Aber nein, das ist weder Verzweiflung noch Taktik. Kahr ist gefragt worden, was passiere, wenn die KPÖ einen Stadtratssitz verlieren würde. Darauf sagte sie, sie würde dann dem Jüngeren, also Robert Krotzer den Vortritt lassen. Sie würde auch nicht mehr im Gemeinderat sitzen, aber der Politik nicht völlig den Rücken kehren und sich weiterhin in der Partei engagieren.

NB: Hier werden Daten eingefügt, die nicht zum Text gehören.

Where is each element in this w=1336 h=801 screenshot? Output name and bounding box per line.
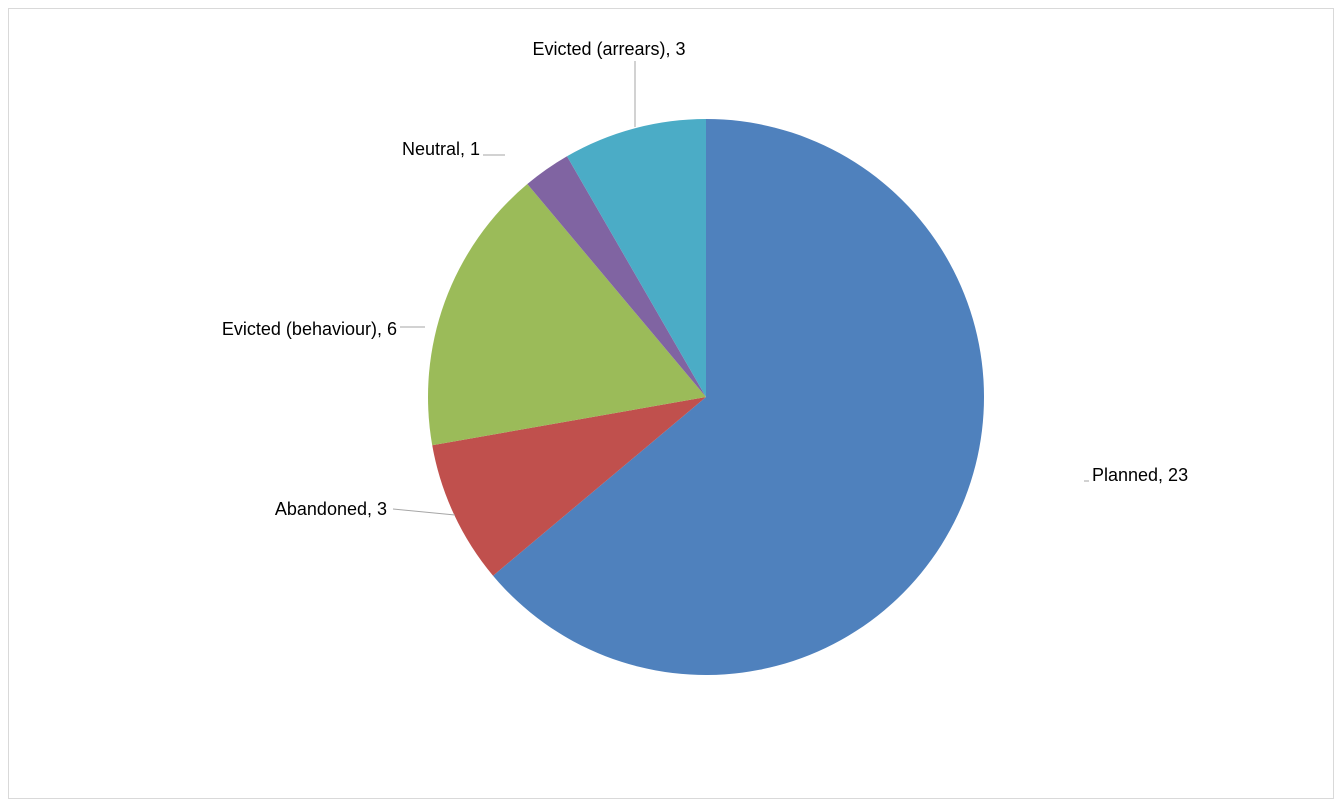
pie-slice-evicted-arrears <box>567 119 706 397</box>
data-label: Neutral, 1 <box>402 139 480 159</box>
pie-slice-planned <box>493 119 985 676</box>
pie-slice-evicted-behaviour <box>427 184 706 446</box>
data-label: Evicted (behaviour), 6 <box>222 319 397 339</box>
leader-line <box>392 508 456 516</box>
slices-layer <box>427 119 985 676</box>
data-labels-layer: Planned, 23 Abandoned, 3 Evicted (behaviou… <box>222 39 1188 519</box>
pie-slice-abandoned <box>432 397 706 576</box>
leader-lines-layer <box>392 61 1089 516</box>
data-label: Evicted (arrears), 3 <box>532 39 685 59</box>
pie-slice-neutral <box>527 156 706 397</box>
data-label: Planned, 23 <box>1092 465 1188 485</box>
chart-area: Planned, 23 Abandoned, 3 Evicted (behaviou… <box>8 8 1334 799</box>
data-label: Abandoned, 3 <box>275 499 387 519</box>
pie-chart: Planned, 23 Abandoned, 3 Evicted (behaviou… <box>222 39 1188 676</box>
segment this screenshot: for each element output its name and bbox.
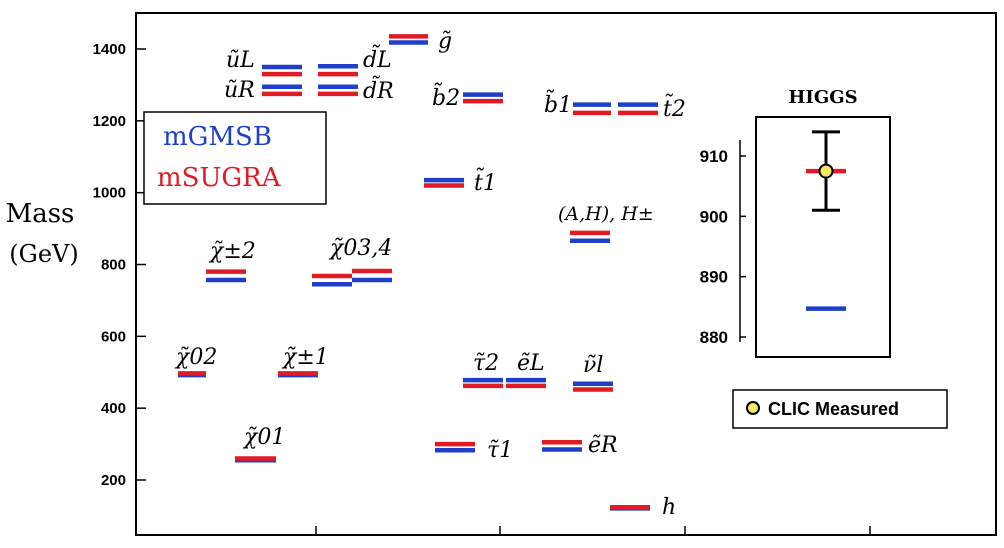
clic-measured-label: CLIC Measured	[768, 399, 899, 419]
y-tick-label: 800	[101, 257, 126, 274]
label-h: h	[662, 495, 676, 520]
label-t2: t̃2	[663, 92, 686, 122]
label-chi2pm: χ̃±2	[208, 239, 256, 264]
label-b1: b̃1	[544, 88, 572, 118]
y-tick-label: 1000	[93, 185, 126, 202]
clic-legend-box	[732, 389, 948, 429]
y-tick-label: 400	[101, 400, 126, 417]
label-b2: b̃2	[432, 81, 460, 111]
y-tick-label: 600	[101, 328, 126, 345]
label-nul: ν̃l	[583, 353, 603, 378]
higgs-title: HIGGS	[788, 87, 857, 108]
plot-frame	[135, 12, 997, 536]
legend-box	[143, 111, 327, 205]
label-AH: (A,H), H±	[558, 203, 654, 225]
label-chi1pm: χ̃±1	[281, 345, 329, 370]
higgs-y-tick-label: 880	[700, 328, 728, 347]
y-tick-label: 1200	[93, 113, 126, 130]
label-dR: d̃R	[363, 74, 394, 104]
label-eR: ẽR	[588, 433, 618, 458]
higgs-y-tick-label: 900	[700, 207, 728, 226]
label-dL: d̃L	[363, 43, 392, 73]
label-chi20: χ̃02	[174, 345, 217, 370]
mass-levels	[178, 34, 658, 511]
higgs-marks	[806, 130, 846, 311]
y-tick-label: 200	[101, 472, 126, 489]
higgs-y-tick-label: 910	[700, 147, 728, 166]
y-tick-label: 1400	[93, 41, 126, 58]
label-t1: t̃1	[474, 166, 497, 196]
legend-entry-mgmsb: mGMSB	[163, 122, 272, 152]
clic-measured-marker	[746, 401, 760, 415]
legend-entry-msugra: mSUGRA	[157, 163, 282, 193]
higgs-y-tick-label: 890	[700, 268, 728, 287]
label-tau2: τ̃2	[473, 351, 499, 376]
y-axis: 200 400 600 800 1000 1200 1400	[93, 41, 146, 489]
label-chi34: χ̃03,4	[328, 236, 392, 261]
particle-labels: g̃ ũL ũR d̃L d̃R b̃2 b̃1 t̃2 t̃1 (A,H), …	[174, 29, 686, 520]
label-gluino: g̃	[438, 29, 452, 54]
y-axis-label-line1: Mass	[6, 199, 75, 229]
measured-point	[818, 163, 834, 179]
label-chi10: χ̃01	[242, 425, 285, 450]
y-axis-label-line2: (GeV)	[9, 240, 78, 268]
higgs-frame	[755, 116, 891, 358]
label-uR: ũR	[224, 78, 255, 103]
higgs-y-ticks: 880 890 900 910	[700, 147, 746, 347]
label-eL: ẽL	[517, 351, 545, 376]
label-tau1: τ̃1	[487, 438, 513, 463]
label-uL: ũL	[226, 48, 255, 73]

Die deutsche Vorzeigelinke Sahra Wagenknecht rechnete zuletzt mit den Linken ab, die sich von der "gut situierten, akademischen Mittelschicht der Großstädte" die Schneid abkaufen lassen. Ist das nicht auch jene Gruppe, die die KPÖ in Graz so stark macht?
Das Potenzial der KPÖ setzt sich aus verschiedenen Gruppen zusammen. Aus Menschen, die konkret sagen, uns taugt, was die KPÖ macht. Es gibt sicher auch Wähler aus dem bürgerlichen Milieu, durchaus auch Akademiker: Denen ist wichtig, dass sich jemand für eine Gruppe einsetzt, die keine Lobby hat. Man wählt aber keine Partei, nur weil es schick ist.    

Womit rechnen Sie persönlich am 26. September?
Wir starten von einem hohen Niveau, aber ich bin guter Dinge, dass die KPÖ zweitstärkste Partei bleibt und zwei Sitze im Stadtrat behält. Beide Stadträte haben auch mit Ressorts wie Gesundheit und Pflege bzw. Verkehr einiges weitergebracht.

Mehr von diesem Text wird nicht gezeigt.